More on the North Korean advance in its nuclear strategy. Not unsuspected but much ignored.
And the truth is we've been ignoring Pyongyang's mad and aggressive moves in the atomic arena for years. Even under President Bush. And President Clinton.
The current administration has made some angry sounds. But John Bolton, the best ambassador to the United Nations we've had in decades, doesn't believe they augur what we'll do. Which is start up the six-party talks again while the child prince, Kim Jong-un, inevitable successor to his monstrous father, Kim Jong-il, continues the reckless game of nuclear production and small wars against South Korea.
As Bolton writes in the Los Angeles Times:
The North may once again be testing America's strategic patience. We must avoid repeating our recent errors. After U.S. intelligence agencies unanimously concluded in mid-2002 that Pyongyang was preparing an industrial-scope enrichment program, the Bush administration decided to confront the North. At a key meeting in October 2002, the North defiantly admitted it was engaged in enrichment. Unfortunately, the U.S. response was to launch the hapless negotiations known as the six-party talks, providing cover for the North's continued progress on nuclear weapons.
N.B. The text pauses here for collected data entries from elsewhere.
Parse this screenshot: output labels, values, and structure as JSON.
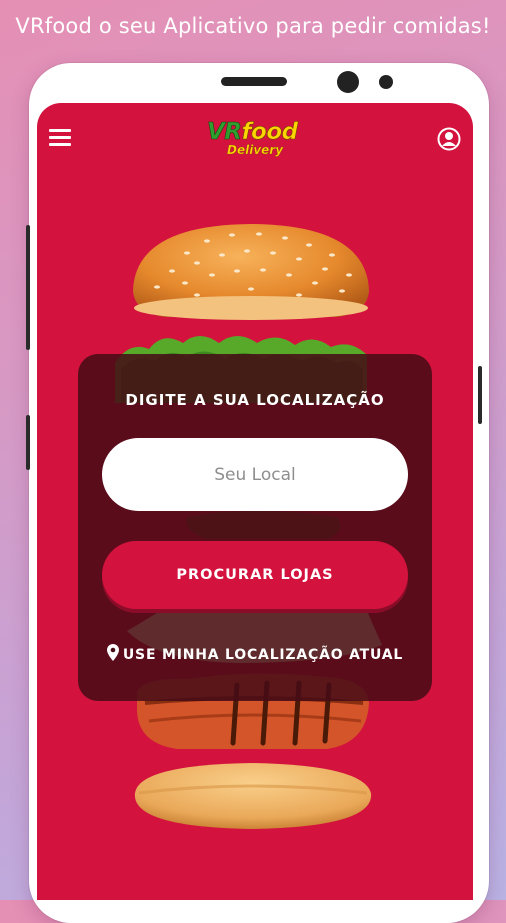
{
  "promo": {
    "headline": "VRfood o seu Aplicativo para pedir comidas!"
  },
  "header": {
    "menu_icon": "hamburger-menu-icon",
    "logo_brand_vr": "VR",
    "logo_brand_food": "food",
    "logo_sub": "Delivery",
    "user_icon": "user-profile-icon"
  },
  "location_card": {
    "title": "DIGITE A SUA LOCALIZAÇÃO",
    "input_value": "",
    "input_placeholder": "Seu Local",
    "search_button": "PROCURAR LOJAS",
    "use_location_icon": "map-pin-icon",
    "use_location": "USE MINHA LOCALIZAÇÃO ATUAL"
  },
  "colors": {
    "brand_red": "#d4123e",
    "card_overlay": "#460c16",
    "logo_green": "#2fa02f",
    "logo_yellow": "#ffd400"
  }
}
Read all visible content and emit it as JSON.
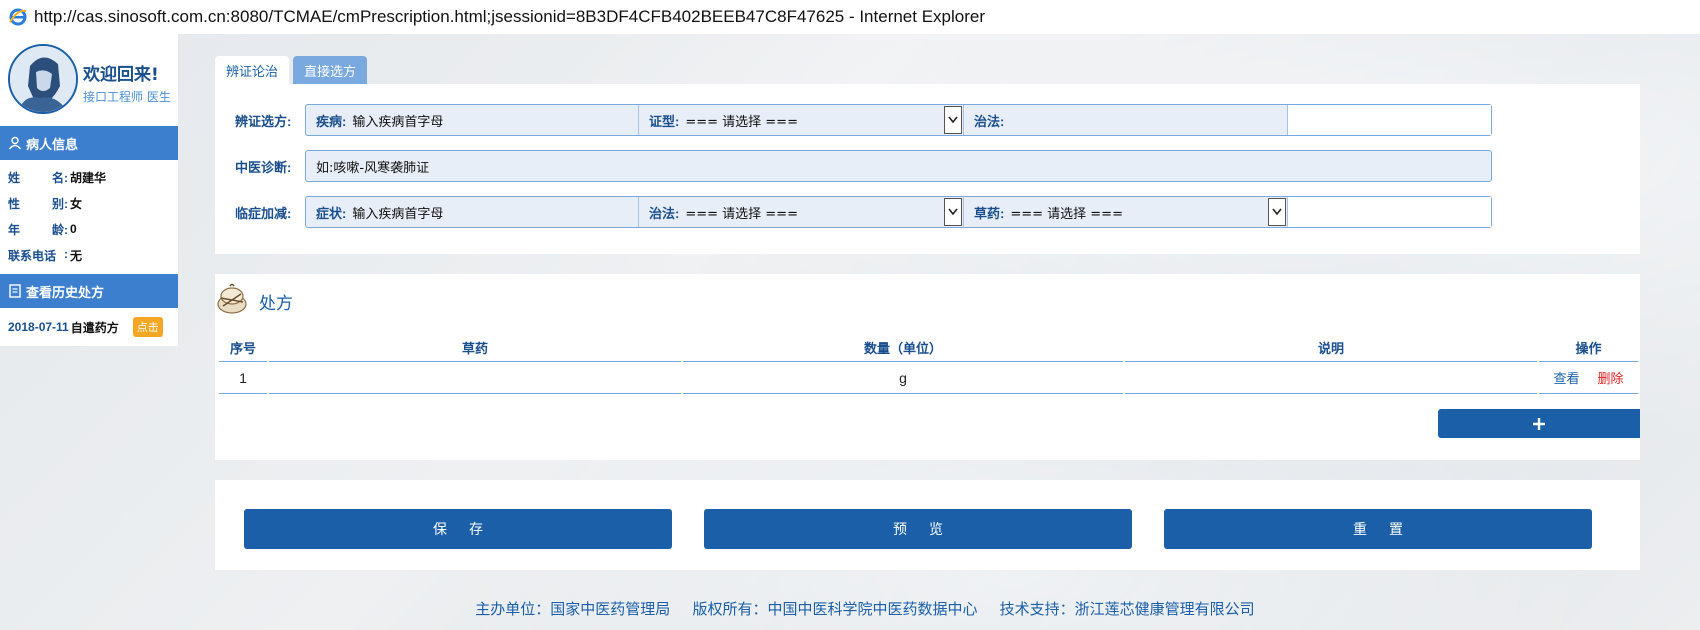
{
  "window": {
    "title": "http://cas.sinosoft.com.cn:8080/TCMAE/cmPrescription.html;jsessionid=8B3DF4CFB402BEEB47C8F47625 - Internet Explorer"
  },
  "sidebar": {
    "welcome": "欢迎回来!",
    "role": "接口工程师 医生",
    "patient_header": "病人信息",
    "patient": [
      {
        "label_a": "姓",
        "label_b": "名",
        "value": "胡建华"
      },
      {
        "label_a": "性",
        "label_b": "别",
        "value": "女"
      },
      {
        "label_a": "年",
        "label_b": "龄",
        "value": "0"
      },
      {
        "label_a": "联系电话",
        "label_b": "",
        "value": "无"
      }
    ],
    "history_header": "查看历史处方",
    "history": [
      {
        "date": "2018-07-11",
        "name": "自遣药方",
        "action": "点击"
      }
    ]
  },
  "tabs": [
    "辨证论治",
    "直接选方"
  ],
  "form": {
    "row1": {
      "label": "辨证选方:",
      "disease_label": "疾病:",
      "disease_value": "输入疾病首字母",
      "syndrome_label": "证型:",
      "syndrome_value": "=== 请选择 ===",
      "therapy_label": "治法:",
      "therapy_value": ""
    },
    "row2": {
      "label": "中医诊断:",
      "value": "如:咳嗽-风寒袭肺证"
    },
    "row3": {
      "label": "临症加减:",
      "symptom_label": "症状:",
      "symptom_value": "输入疾病首字母",
      "therapy_label": "治法:",
      "therapy_value": "=== 请选择 ===",
      "herb_label": "草药:",
      "herb_value": "=== 请选择 ==="
    }
  },
  "prescription": {
    "title": "处方",
    "columns": [
      "序号",
      "草药",
      "数量（单位）",
      "说明",
      "操作"
    ],
    "rows": [
      {
        "index": "1",
        "herb": "",
        "qty": "g",
        "note": "",
        "view": "查看",
        "delete": "删除"
      }
    ],
    "add_label": "+"
  },
  "actions": {
    "save": "保存",
    "preview": "预览",
    "reset": "重置"
  },
  "footer": {
    "host": "主办单位：国家中医药管理局",
    "copyright": "版权所有：中国中医科学院中医药数据中心",
    "support": "技术支持：浙江莲芯健康管理有限公司"
  },
  "colors": {
    "primary": "#1a5fa8",
    "sidebar_header": "#3c7fce",
    "badge": "#f5a623",
    "delete": "#e02020"
  }
}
The last thing Washington should do now is resurrect the failed six-party talks or start bilateral negotiations with the North. Instead, serious efforts need to be made with China on reunifying the Korean peninsula, a goal made ever more urgent by the clear transition of power now underway in Pyongyang as Kim Jong Il faces the actuarial tables. North Korea's threat will only end when it does, and that day cannot come soon enough.
I don't know if there is any sympathy left on the left for the Communist monarchy which has ruled (and further ruined) the country for decades. But the competition between North and South is the paradigmatic expression of the conflict between democracy and dictatorship. So who won?